Wednesday, March 5, 2008

ON THIS DAY: Thursday, March 6, 1862

Intimations of Battle

Brig. Gen. William Tecumseh Sherman, who succeeded Ulysses S. Grant as commander of the District of Cairo, is making his headquarters at Paducah, Kentucky. From there, he writes “Dearest Ellen” about his actions at Columbus, Kentucky. This Mississippi River town was a major Confederate base until recently. General P.G.T. Beauregard has withdrawn Rebel forces from it (and elsewhere) to make a strong stand downriver at Island Number Ten, just above New Madrid, Missouri. Suspecting the Confederates’ departure, Sherman sent his cavalry to scout Columbus, followed by 900 infantrymen.

Columbus is found to be empty. The Yanks move in. “The place must have been very formidable, but they carried off all their guns” and supplies, Sherman tells Ellen. He also tells her that he has just been ordered by Halleck to join a major expedition up the Tennessee—originally to be commanded by Grant, but abruptly replaced by C. F. by Smith.

Sherman also makes a prediction: “The next battle will be at New Madrid and at some point up the Tennessee.” He is right on both counts.

Grant, newly minted as a major general but almost immediately sidelined by Halleck, busies himself at Fort Henry with forwarding troops for the Tennessee River expedition. He is careful to keep Halleck informed, sending him two telegrams of information today.

Meanwhile, Maj. Gen. Albert Sidney Johnston is rushing his Confederates south from Murfreesboro, Tennessee, headed for Corinth, Mississippi, where he hopes to block any Union advance up the Tennessee.

Clearly, the American conflict’s “winter break” is over. Both the Union and the Confederacy are saying, “Cry Havoc! and let slip the dogs of war.”

ELSEWHERE IN THE CIVIL WAR: In Arkansas, the 16,000 Confederate soldiers of Maj. Gen. Earl Van Dorn’s Army of the West are trudging through the snow, so many of them ill-equipped that they are shoeless and leaving bloody footprints in the snow. They are moving north, planning to attack the Union’s Army of the Southwest, entrenched at Pea Ridge under Brig. Gen. Samuel R. Curtis. Curtis, who calls Iowa home, spent several years serving in the Ohio militia. Van Dorn hopes to destroy Curtis’s army, ridding Arkansas of Yankee soldiers and exposing Missouri to invasion.

In the east, a strange-looking new warship, the U.S. S. Monitor, leaves New York today, bound for Fort Monroe, Virginia. Despite having had only limited trials, the revolutionary iron ship, nicknamed “the cheese box on a raft,” will soon engage in its first battle.

In Washington, President Lincoln asks Congress to welcome and financially aid any state promising to gradually abolish slavery.

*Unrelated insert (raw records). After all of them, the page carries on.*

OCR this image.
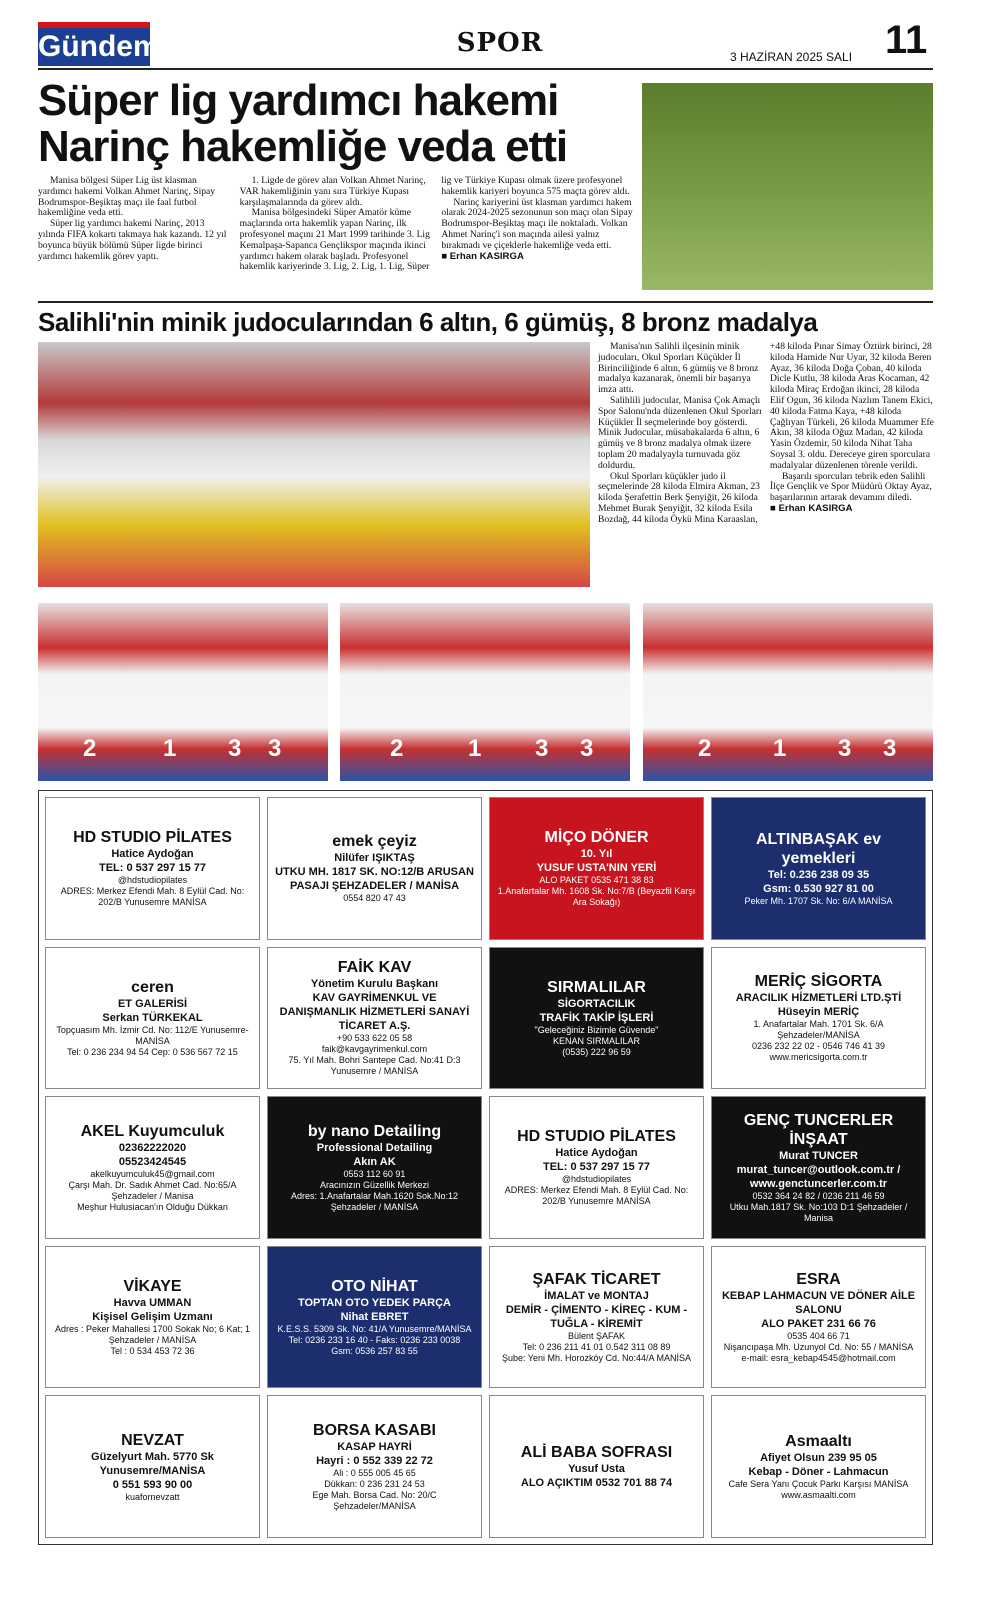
Gündem	SPOR	3 HAZİRAN 2025 SALI 11
Süper lig yardımcı hakemi Narinç hakemliğe veda etti

Manisa bölgesi Süper Lig üst klasman yardımcı hakemi Volkan Ahmet Narinç, Sipay Bodrumspor-Beşiktaş maçı ile faal futbol hakemliğine veda etti.

Süper lig yardımcı hakemi Narinç, 2013 yılında FIFA kokartı takmaya hak kazandı. 12 yıl boyunca büyük bölümü Süper ligde birinci yardımcı hakemlik görev yaptı.

1. Ligde de görev alan Volkan Ahmet Narinç, VAR hakemliğinin yanı sıra Türkiye Kupası karşılaşmalarında da görev aldı.

Manisa bölgesindeki Süper Amatör küme maçlarında orta hakemlik yapan Narinç, ilk profesyonel maçını 21 Mart 1999 tarihinde 3. Lig Kemalpaşa-Sapanca Gençlikspor maçında ikinci yardımcı hakem olarak başladı. Profesyonel hakemlik kariyerinde 3. Lig, 2. Lig, 1. Lig, Süper lig ve Türkiye Kupası olmak üzere profesyonel hakemlik kariyeri boyunca 575 maçta görev aldı.

Narinç kariyerini üst klasman yardımcı hakem olarak 2024-2025 sezonunun son maçı olan Sipay Bodrumspor-Beşiktaş maçı ile noktaladı. Volkan Ahmet Narinç'i son maçında ailesi yalnız bırakmadı ve çiçeklerle hakemliğe veda etti.

■ Erhan KASIRGA
Salihli'nin minik judocularından 6 altın, 6 gümüş, 8 bronz madalya

Manisa'nın Salihli ilçesinin minik judocuları, Okul Sporları Küçükler İl Birinciliğinde 6 altın, 6 gümüş ve 8 bronz madalya kazanarak, önemli bir başarıya imza attı.

Salihlili judocular, Manisa Çok Amaçlı Spor Salonu'nda düzenlenen Okul Sporları Küçükler İl seçmelerinde boy gösterdi. Minik Judocular, müsabakalarda 6 altın, 6 gümüş ve 8 bronz madalya olmak üzere toplam 20 madalyayla turnuvada göz doldurdu.

Okul Sporları küçükler judo il seçmelerinde 28 kiloda Elmira Akman, 23 kiloda Şerafettin Berk Şenyiğit, 26 kiloda Mehmet Burak Şenyiğit, 32 kiloda Esila Bozdağ, 44 kiloda Öykü Mina Karaaslan, +48 kiloda Pınar Simay Öztürk birinci, 28 kiloda Hamide Nur Uyar, 32 kiloda Beren Ayaz, 36 kiloda Doğa Çoban, 40 kiloda Dicle Kutlu, 38 kiloda Aras Kocaman, 42 kiloda Miraç Erdoğan ikinci, 28 kiloda Elif Ogun, 36 kiloda Nazlım Tanem Ekici, 40 kiloda Fatma Kaya, +48 kiloda Çağlıyan Türkeli, 26 kiloda Muammer Efe Akın, 38 kiloda Oğuz Madan, 42 kiloda Yasin Özdemir, 50 kiloda Nihat Taha Soysal 3. oldu. Dereceye giren sporculara madalyalar düzenlenen törenle verildi.

Başarılı sporcuları tebrik eden Salihli İlçe Gençlik ve Spor Müdürü Oktay Ayaz, başarılarının artarak devamını diledi.

■ Erhan KASIRGA
2	1 3 3	2	1 3 3	2	1 3 3
HD STUDIO PİLATES
Hatice Aydoğan
TEL: 0 537 297 15 77
@hdstudiopilates
ADRES: Merkez Efendi Mah. 8 Eylül Cad. No: 202/B Yunusemre MANİSA
emek çeyiz
Nilüfer IŞIKTAŞ
UTKU MH. 1817 SK. NO:12/B ARUSAN PASAJI ŞEHZADELER / MANİSA
0554 820 47 43
MİÇO DÖNER
10. Yıl
YUSUF USTA'NIN YERİ
ALO PAKET 0535 471 38 83
1.Anafartalar Mh. 1608 Sk. No:7/B (Beyazfil Karşı Ara Sokağı)
ALTINBAŞAK ev yemekleri
Tel: 0.236 238 09 35
Gsm: 0.530 927 81 00
Peker Mh. 1707 Sk. No: 6/A MANİSA
ceren
ET GALERİSİ
Serkan TÜRKEKAL
Topçuasım Mh. İzmir Cd. No: 112/E Yunusemre-MANİSA
Tel: 0 236 234 94 54 Cep: 0 536 567 72 15
FAİK KAV
Yönetim Kurulu Başkanı
KAV GAYRİMENKUL VE DANIŞMANLIK HİZMETLERİ SANAYİ TİCARET A.Ş.
+90 533 622 05 58
faik@kavgayrimenkul.com
75. Yıl Mah. Bohri Santepe Cad. No:41 D:3 Yunusemre / MANİSA
SIRMALILAR
SİGORTACILIK
TRAFİK TAKİP İŞLERİ
"Geleceğiniz Bizimle Güvende"
KENAN SIRMALILAR
(0535) 222 96 59
MERİÇ SİGORTA
ARACILIK HİZMETLERİ LTD.ŞTİ
Hüseyin MERİÇ
1. Anafartalar Mah. 1701 Sk. 6/A Şehzadeler/MANİSA
0236 232 22 02 - 0546 746 41 39
www.mericsigorta.com.tr
AKEL Kuyumculuk
02362222020
05523424545
akelkuyumculuk45@gmail.com
Çarşı Mah. Dr. Sadık Ahmet Cad. No:65/A Şehzadeler / Manisa
Meşhur Hulusiacan'ın Olduğu Dükkan
by nano Detailing
Professional Detailing
Akın AK
0553 112 60 91
Aracınızın Güzellik Merkezi
Adres: 1.Anafartalar Mah.1620 Sok.No:12 Şehzadeler / MANİSA
HD STUDIO PİLATES
Hatice Aydoğan
TEL: 0 537 297 15 77
@hdstudiopilates
ADRES: Merkez Efendi Mah. 8 Eylül Cad. No: 202/B Yunusemre MANİSA
GENÇ TUNCERLER İNŞAAT
Murat TUNCER
murat_tuncer@outlook.com.tr / www.genctuncerler.com.tr
0532 364 24 82 / 0236 211 46 59
Utku Mah.1817 Sk. No:103 D:1 Şehzadeler / Manisa
VİKAYE
Havva UMMAN
Kişisel Gelişim Uzmanı
Adres : Peker Mahallesi 1700 Sokak No; 6 Kat; 1 Şehzadeler / MANİSA
Tel : 0 534 453 72 36
OTO NİHAT
TOPTAN OTO YEDEK PARÇA
Nihat EBRET
K.E.S.S. 5309 Sk. No: 41/A Yunusemre/MANİSA
Tel: 0236 233 16 40 - Faks: 0236 233 0038
Gsm: 0536 257 83 55
ŞAFAK TİCARET
İMALAT ve MONTAJ
DEMİR - ÇİMENTO - KİREÇ - KUM - TUĞLA - KİREMİT
Bülent ŞAFAK
Tel: 0 236 211 41 01 0.542 311 08 89
Şube: Yeni Mh. Horozköy Cd. No:44/A MANİSA
ESRA
KEBAP LAHMACUN VE DÖNER AİLE SALONU
ALO PAKET 231 66 76
0535 404 66 71
Nişancıpaşa Mh. Uzunyol Cd. No: 55 / MANİSA
e-mail: esra_kebap4545@hotmail.com
NEVZAT
Güzelyurt Mah. 5770 Sk Yunusemre/MANİSA
0 551 593 90 00
kuafornevzatt
BORSA KASABI
KASAP HAYRİ
Hayri : 0 552 339 22 72
Ali : 0 555 005 45 65
Dükkan: 0 236 231 24 53
Ege Mah. Borsa Cad. No: 20/C Şehzadeler/MANİSA
ALİ BABA SOFRASI
Yusuf Usta
ALO AÇIKTIM 0532 701 88 74
Asmaaltı
Afiyet Olsun 239 95 05
Kebap - Döner - Lahmacun
Cafe Sera Yanı Çocuk Parkı Karşısı MANİSA
www.asmaalti.com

Lincoln’s idea follows from his belief at this time that slavery—although he despises it—is Constitutionally protected and can only be reduced through a gradualism that employs the carrot more than the stick.

IT’S COMING SOONER THAN YOU THINK: April 12, 2011—less than 3½ years from now!—will be the 150th anniversary of the outbreak of the Civil War. In 1861, April 12 was the day Confederates opened fire on Fort Sumter in Charleston Harbor.